When asked if the US was arming elements that had previously attacked American forces, and how that possibility was being vetted, Gates replied:
"I defer those decisions to the commanders on the ground and the embassy and the Iraqi government.... Prime Minister Maliki raised this with me, and clearly they're concerned, and he's appointed a committee to work this issue and be a part of the vetting process."
Maliki's displeasure with the new US strategy has been widely reported this week, but Gates' comment offers the first glimpse of the kind of concession the US is making to secure the cooperation of the Iraqi government.
US leaders worried the new strategy might falter without Maliki's support, particularly after his aide told the media earlier this week that the prime minister had given orders for Iraqi security forces to treat the U.S.-armed groups as "outlaws".

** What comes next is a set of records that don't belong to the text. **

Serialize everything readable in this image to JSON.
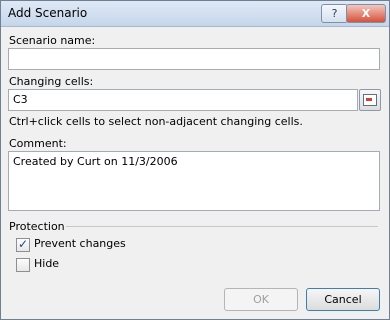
{
  "dialog": {
    "title": "Add Scenario",
    "help_glyph": "?",
    "close_glyph": "X"
  },
  "scenario_name": {
    "label": "Scenario name:",
    "value": ""
  },
  "changing_cells": {
    "label": "Changing cells:",
    "value": "C3",
    "hint": "Ctrl+click cells to select non-adjacent changing cells.",
    "range_button_icon": "collapse-range-icon"
  },
  "comment": {
    "label": "Comment:",
    "value": "Created by Curt on 11/3/2006"
  },
  "protection": {
    "title": "Protection",
    "prevent_changes": {
      "label": "Prevent changes",
      "checked": true
    },
    "hide": {
      "label": "Hide",
      "checked": false
    },
    "checkmark": "✓"
  },
  "buttons": {
    "ok": "OK",
    "cancel": "Cancel"
  }
}
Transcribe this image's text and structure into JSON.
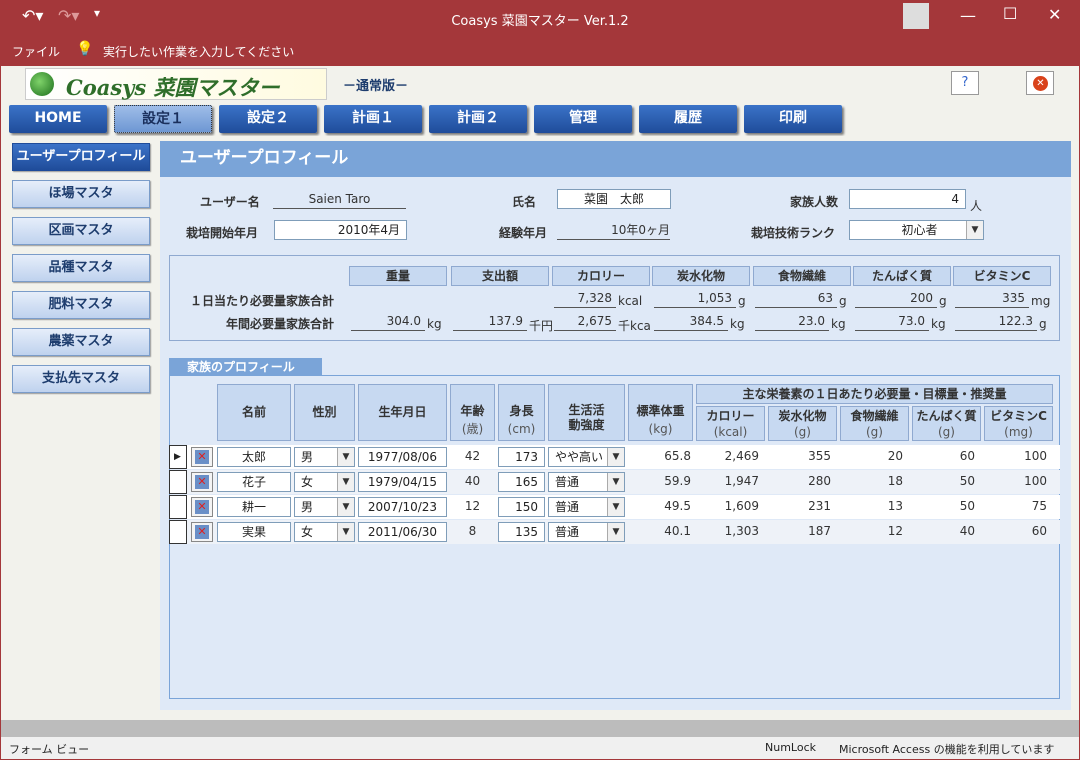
{
  "window": {
    "title": "Coasys 菜園マスター Ver.1.2"
  },
  "ribbon": {
    "file_label": "ファイル",
    "tell_me": "実行したい作業を入力してください"
  },
  "header": {
    "logo_text": "Coasys 菜園マスター",
    "edition": "－通常版－"
  },
  "nav": {
    "tabs": [
      "HOME",
      "設定１",
      "設定２",
      "計画１",
      "計画２",
      "管理",
      "履歴",
      "印刷"
    ],
    "active": "設定１"
  },
  "sidebar": {
    "items": [
      "ユーザープロフィール",
      "ほ場マスタ",
      "区画マスタ",
      "品種マスタ",
      "肥料マスタ",
      "農薬マスタ",
      "支払先マスタ"
    ],
    "active": "ユーザープロフィール"
  },
  "panel": {
    "title": "ユーザープロフィール"
  },
  "user": {
    "user_name_label": "ユーザー名",
    "user_name": "Saien Taro",
    "full_name_label": "氏名",
    "full_name": "菜園　太郎",
    "family_count_label": "家族人数",
    "family_count": "4",
    "family_count_unit": "人",
    "start_label": "栽培開始年月",
    "start": "2010年4月",
    "experience_label": "経験年月",
    "experience": "10年0ヶ月",
    "rank_label": "栽培技術ランク",
    "rank": "初心者"
  },
  "summary": {
    "headers": [
      "重量",
      "支出額",
      "カロリー",
      "炭水化物",
      "食物繊維",
      "たんぱく質",
      "ビタミンC"
    ],
    "daily_label": "１日当たり必要量家族合計",
    "daily": [
      {
        "value": "",
        "unit": ""
      },
      {
        "value": "",
        "unit": ""
      },
      {
        "value": "7,328",
        "unit": "kcal"
      },
      {
        "value": "1,053",
        "unit": "g"
      },
      {
        "value": "63",
        "unit": "g"
      },
      {
        "value": "200",
        "unit": "g"
      },
      {
        "value": "335",
        "unit": "mg"
      }
    ],
    "yearly_label": "年間必要量家族合計",
    "yearly": [
      {
        "value": "304.0",
        "unit": "kg"
      },
      {
        "value": "137.9",
        "unit": "千円"
      },
      {
        "value": "2,675",
        "unit": "千kca"
      },
      {
        "value": "384.5",
        "unit": "kg"
      },
      {
        "value": "23.0",
        "unit": "kg"
      },
      {
        "value": "73.0",
        "unit": "kg"
      },
      {
        "value": "122.3",
        "unit": "g"
      }
    ]
  },
  "family": {
    "tab_label": "家族のプロフィール",
    "group_header": "主な栄養素の１日あたり必要量・目標量・推奨量",
    "col_name": "名前",
    "col_sex": "性別",
    "col_birth": "生年月日",
    "col_age": "年齢",
    "col_age_unit": "(歳)",
    "col_height": "身長",
    "col_height_unit": "(cm)",
    "col_activity": "生活活動強度",
    "col_std_weight": "標準体重",
    "col_std_weight_unit": "(kg)",
    "col_cal": "カロリー",
    "col_cal_unit": "(kcal)",
    "col_carb": "炭水化物",
    "col_carb_unit": "(g)",
    "col_fiber": "食物繊維",
    "col_fiber_unit": "(g)",
    "col_protein": "たんぱく質",
    "col_protein_unit": "(g)",
    "col_vitc": "ビタミンC",
    "col_vitc_unit": "(mg)",
    "rows": [
      {
        "name": "太郎",
        "sex": "男",
        "birth": "1977/08/06",
        "age": "42",
        "height": "173",
        "activity": "やや高い",
        "std_weight": "65.8",
        "cal": "2,469",
        "carb": "355",
        "fiber": "20",
        "protein": "60",
        "vitc": "100"
      },
      {
        "name": "花子",
        "sex": "女",
        "birth": "1979/04/15",
        "age": "40",
        "height": "165",
        "activity": "普通",
        "std_weight": "59.9",
        "cal": "1,947",
        "carb": "280",
        "fiber": "18",
        "protein": "50",
        "vitc": "100"
      },
      {
        "name": "耕一",
        "sex": "男",
        "birth": "2007/10/23",
        "age": "12",
        "height": "150",
        "activity": "普通",
        "std_weight": "49.5",
        "cal": "1,609",
        "carb": "231",
        "fiber": "13",
        "protein": "50",
        "vitc": "75"
      },
      {
        "name": "実果",
        "sex": "女",
        "birth": "2011/06/30",
        "age": "8",
        "height": "135",
        "activity": "普通",
        "std_weight": "40.1",
        "cal": "1,303",
        "carb": "187",
        "fiber": "12",
        "protein": "40",
        "vitc": "60"
      }
    ]
  },
  "status": {
    "left": "フォーム ビュー",
    "numlock": "NumLock",
    "right": "Microsoft Access の機能を利用しています"
  }
}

Maliki, a Shiite, voiced his opposition to the program directly to Gen. David Petraeus, the commander of the Multinational Force-Iraq, according to Sami al Askari, a close advisor to Maliki.
"It's a sort of militia, when we are trying to get rid of the current militias," Askari said. "By arming these tribes, we'll make it worse."
Lt. Gen. Raymond Odierno, the No. 2 commander in Iraq, acknowledged that the government was worried about the plan.
"Sure, they are concerned," he said. "They want to make sure that we are not forming a Sunni militia that will fight the government."